I remember programs on paper tape.

First you had to key in a few instructions that enabled the machine to read characters from the tape.
Then you could load a bootstrap program from paper tape.
Then you could load the application program.

https://www.pdp-11.nl/peripherals/how-to-bootstrap.html said:
How to load a bootstrap program into the memory of a PDP-11.
  • Set the ENABLE/HALT switch to the HALT position.
  • Set the first address (often 001000) in the switch register.
  • Press the LOAD ADDR switch.
  • Set the contents of the first address (from the table below)
    in the switch register.
  • Lift the DEP switch.
    The computer automatically advances to the next address.
  • Set the contents for the next address (from the table below)
    in the switch register.
  • Lift the DEP switch.
  • Repeat the last two steps until you have deposited all the instructions.

How to verify the deposited bootstrap loader program.

    • Set the first address (001000) in the switch register.
    • Press the LOAD ADDR switch.
    • Press the EXAM switch to display the contents of that address
      in the DATA register.
    • Compare the value in the DATA register with the value from
      the table below.
    • If the values are the same press EXAM again to display the contents of the next address.
      If the values are not the same repeat the steps of the bootstrap load description.
How to start the bootstrap program (the computer).

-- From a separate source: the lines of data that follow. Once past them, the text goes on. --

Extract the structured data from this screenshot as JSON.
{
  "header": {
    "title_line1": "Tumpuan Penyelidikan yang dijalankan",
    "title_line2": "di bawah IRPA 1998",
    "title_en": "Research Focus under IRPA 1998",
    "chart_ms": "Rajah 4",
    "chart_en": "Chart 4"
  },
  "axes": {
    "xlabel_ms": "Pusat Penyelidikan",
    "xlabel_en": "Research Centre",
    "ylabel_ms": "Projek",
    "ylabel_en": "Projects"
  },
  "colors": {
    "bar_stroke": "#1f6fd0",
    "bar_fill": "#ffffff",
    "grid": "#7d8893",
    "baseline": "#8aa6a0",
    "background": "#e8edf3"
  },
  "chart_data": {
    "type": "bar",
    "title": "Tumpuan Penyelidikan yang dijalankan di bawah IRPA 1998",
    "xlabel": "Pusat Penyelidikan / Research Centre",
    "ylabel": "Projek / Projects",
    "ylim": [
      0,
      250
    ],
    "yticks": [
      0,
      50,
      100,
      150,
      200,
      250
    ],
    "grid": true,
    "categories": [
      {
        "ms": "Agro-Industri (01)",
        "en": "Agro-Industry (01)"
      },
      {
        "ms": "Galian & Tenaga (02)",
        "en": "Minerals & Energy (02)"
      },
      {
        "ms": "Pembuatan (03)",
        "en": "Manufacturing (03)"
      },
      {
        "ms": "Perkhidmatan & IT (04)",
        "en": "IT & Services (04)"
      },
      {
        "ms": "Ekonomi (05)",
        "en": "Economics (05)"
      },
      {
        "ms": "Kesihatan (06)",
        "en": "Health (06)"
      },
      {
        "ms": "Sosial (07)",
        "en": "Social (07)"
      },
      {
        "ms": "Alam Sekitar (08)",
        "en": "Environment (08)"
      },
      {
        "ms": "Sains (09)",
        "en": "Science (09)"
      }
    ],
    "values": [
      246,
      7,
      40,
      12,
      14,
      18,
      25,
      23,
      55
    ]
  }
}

    • Set the start address (001000) in the switch register.
    • Press the LOAD ADDR switch.
    • Set the ENABLE/HALT switch to ENABLE.
    • Press the START switch.
 
I'd add RAM to my not-so-old Lenovo Yoga which only ships with 4Gb, but last time I tried the order couldn't be fulfilled in over 40 days. Sodding covid affecting chip supply :(
 
My first PC had a 210mb hard drive. It was a 486 SX25 with 4mb of ram. I paid over £1,000 for it. Many others at the time were 386 models with 40gb hard drives. My Brother in Law who knew about all things computery said I would NEVER get that hard drive anywhere near full. I later added a double speed CD drive and I also paid £75 for a secondhand 4mb ram chip (a bargain as ram was about £50 per mb at the time) which really made it fly!
Ha ha. In 1992 I left my first fulltime job where my manager tried to keep me offering a 386 with the maths co-pro. Oooh, I thought, already pretty sure 486 was already a thing in '92 :)
 
I replaced (delegated my Win10 to 2nd division) Acer, which has a 1Gb HDD and 8Mb, with a new laptop with 1Gb 8Mb and a 256 SSD. The boot up and general speed difference is quite amazing compared to it's predecessor. It was suggested that it would be worth changing the Acer to SSD, but I didn't want the aggravation, besides, the Acer was falling to bits.
 
I built my first PC in 1991, a 286 with two floppy drives, one 720KB and 1 360KB. Total memory 1MB (one megabyte) of which the maximun of 640KB was used by DOS 3.3 and the remaining 384K was used as a RAMDRIVE so the boot disk could be removed. By late 1993 I was able to afford a 20MB Conner IDE drive, which was a vast improvement. The programs I was using at the time were Wordstar 4, Lotus 123 and GWBASIC. I now have SSD drives in my desktop PC and my laptop, and my desktop sometimes struggles with 16GB RAM! How times have changed.
 
I now have SSD drives in my desktop PC and my laptop, and my desktop sometimes struggles with 16GB RAM! How times have changed.

I go back much further, to 1975 and yes - How times change'. I used to build to the point of soldering them together and program myself in machine code etc..

Why would anyone need more than 1Kbyte of memory?
 
My first pc was an IBM XT/8088 with 256mb of memory and dual 5.25" floppies.
That was an upgrade after the orange screened dumb terminal I used for packet radio.

The 25mb RLL (or was it mfm?) hard drive I had was super big storage at the time.

I have just been discussing the mother in laws laptop which has a HDD thats starting to fail, I think an SSD, more RAM and Win10 will be in order rather than spending hundreds on a new pc.
 
My first pc was an IBM XT/8088 with 256mb of memory and dual 5.25" floppies.

I progressed from 300baud audio cassettes, through S100 floopies I imported from US (a continuous tape system) which I had to design an interface for, 5.25 with sh 5Mb MFM, then 3.25 720k to 1.44. I missed out on 8" floppies.